Categorie: Opinioni

Tre Italie e sempre più divise. Lo scontro non è destra-sinistra ma tra aree regionali. E’ li che va trovata la quadra

di Sergio Bianchini – Regolarmente l’analisi dello spappolamento ormai generalizzato del paese evidenzia  la natura una e trina dell’Italia. 

Una perché in politica estera non ci sono alternative alla collocazione atlantica, europea e allo stesso tempo mondialista. Il nostro mondialismo è poi supportato dal massimo vertice della chiesa cattolica ed è di tipo umanistico ma converge oggi fortissimamente col mondialismo del capitale finanziario a guida anglo americana. 

Per cui il nostro mondialismo dotato anche della particolarità missionaria non si tocca.
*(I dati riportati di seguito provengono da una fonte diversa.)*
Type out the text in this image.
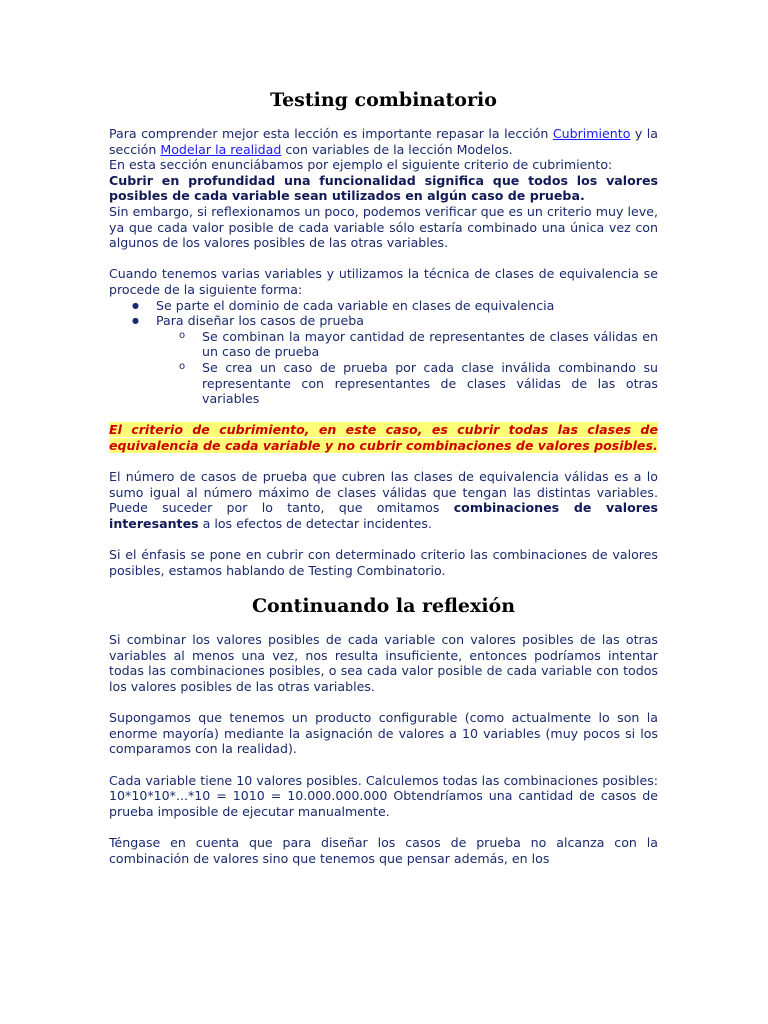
Testing combinatorio

Para comprender mejor esta lección es importante repasar la lección Cubrimiento y la sección Modelar la realidad con variables de la lección Modelos.

En esta sección enunciábamos por ejemplo el siguiente criterio de cubrimiento:

Cubrir en profundidad una funcionalidad significa que todos los valores posibles de cada variable sean utilizados en algún caso de prueba.

Sin embargo, si reflexionamos un poco, podemos verificar que es un criterio muy leve, ya que cada valor posible de cada variable sólo estaría combinado una única vez con algunos de los valores posibles de las otras variables.

Cuando tenemos varias variables y utilizamos la técnica de clases de equivalencia se procede de la siguiente forma:

● Se parte el dominio de cada variable en clases de equivalencia
● Para diseñar los casos de prueba
o Se combinan la mayor cantidad de representantes de clases válidas en un caso de prueba
o Se crea un caso de prueba por cada clase inválida combinando su representante con representantes de clases válidas de las otras variables

El criterio de cubrimiento, en este caso, es cubrir todas las clases de equivalencia de cada variable y no cubrir combinaciones de valores posibles.

El número de casos de prueba que cubren las clases de equivalencia válidas es a lo sumo igual al número máximo de clases válidas que tengan las distintas variables. Puede suceder por lo tanto, que omitamos combinaciones de valores interesantes a los efectos de detectar incidentes.

Si el énfasis se pone en cubrir con determinado criterio las combinaciones de valores posibles, estamos hablando de Testing Combinatorio.

Continuando la reflexión

Si combinar los valores posibles de cada variable con valores posibles de las otras variables al menos una vez, nos resulta insuficiente, entonces podríamos intentar todas las combinaciones posibles, o sea cada valor posible de cada variable con todos los valores posibles de las otras variables.

Supongamos que tenemos un producto configurable (como actualmente lo son la enorme mayoría) mediante la asignación de valores a 10 variables (muy pocos si los comparamos con la realidad).

Cada variable tiene 10 valores posibles. Calculemos todas las combinaciones posibles: 10*10*10*...*10 = 1010 = 10.000.000.000 Obtendríamos una cantidad de casos de prueba imposible de ejecutar manualmente.

Téngase en cuenta que para diseñar los casos de prueba no alcanza con la combinación de valores sino que tenemos que pensar además, en los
Ugualmente l’europeismo, finchè Francia e Germania non litigano, è la via obbligata di una terra, l’Italia, che si è sempre divisa proprio tifando per una delle due parti dello scontro eterno franco-germanico. 

Lo stile ondivago e abile nel galleggiamento degli interessi porta poi l’Italia a trovare anche uno spazio nelle relazioni con l’asia, sia nel medio che nell’estremo oriente per cui l’Italia non ha  nessuna inimicizia nel mondo. 

Italia quindi una ed unica nel mondo ma trina all’interno perché esprime istanze politiche dissonanti nei tre spazi storici territoriali fondamentali che la compongono. 

Al nord abbiamo Berlusconi, Salvini ma anche Zaia, che pur dello stesso partito ha in mente cose diverse da Salvini. 

Oltre a Berlusconi, Salvini e Zaia abbiamo Travaglio che esprime la diversità piemontese con caratteristiche non occasionali. Basta pensare ai Savoia, agli Agnelli, agli Olivetti, a De Benedetti. 

In Liguria c’è Toti originario di Viareggio e poi cresciuto nella provincia di Massa, ma risiede da 20 anni in provincia di Imperia. Pur avendo iniziato la politica e la professione giornalistica in Lombardia in area Mediaset e Berlusconi è tornato da alcuni anni nel territorio di origine. 

Abbiamo poi, in Emilia, Bonaccini. Come sempre l’Emilia Romagna, è più incline a schierarsi con la Toscana ed il centro Italia. Eppure l’attrattiva del nord sulla regione è potente e sarebbe ancora più potente se il nord avesse una iniziativa strategica in tal senso. Ricordiamo che il termine Padania fu inventato proprio dal primo presidente della regione Emilia Romagna, Guido Fanti. 

La Toscana esprime Renzi, che è insofferente ai tradizionali richiami del meridionalismo ma anche lei soffre della totale e sorprendente mancanza di azione strategica del nord nei confronti del centro Italia. 

Altri due membri autorevoli del centro Italia sono la Meloni e Calenda che rappresentano quel centrismo nazionalista che vede sempre in Roma il centro non del centro Italia ma dell’intera nazione. E’ quindi un centrismo egemonico che ha comunque la sua ragione d’essere. 

Il sud ha una rappresentanza quasi univoca e consiste in Conte erede di Cinque stelle con una tendenziale divaricazione rispetto al campano Di Maio pur membro dello stesso partito. Divaricazione che però non mostra ancora differenze programmatiche. Il sud è forte ma non sa e non può mettersi alla guida del paese. 

Il sud è stato la riserva del centro quando, col compromesso storico, si formò la nuova classe dirigente del paese. Un amalgama mal riuscito secondo D’Alema, miscuglio del vecchio ceppo democristiano e di quello comunista uniti al termine dei lunghissimi anni del terrorismo e con il crollo del sistema sovietico. 

Ma l’alleanza centro sudista (ideologicamente cattocomunista) non ha prodotto una via per lo sviluppo. Ha prodotto invece uno stato sociale abnorme, esagerato rispetto alle potenzialità economiche del paese e sostenuto da un gigantesco e crescente debito statale. Un debito statale che ha generato un fisco insaziabile con una tassazione ai primi posti nel mondo. 

La situazione è dunque bloccata. Bloccata rispetto a sbocchi positivi, ma molto attiva rispetto alla disgregazione dove tutti i centri di potere minori si manifestano nella loro limitatezza e dove appare chiaro che nessuno è in grado di avere una capacità egemonica e di guida generale. 

La situazione è descritta, sempre più a fatica, con la vecchia terminologia dello scontro destra sinistra ma in realtà lo scontro è tra i vari principati del paese ed avrà una soluzione solo se e quando alcuni di questi principati saranno capaci di allearsi su un programma di governo e di gestione realistica, attiva e positiva dello stato.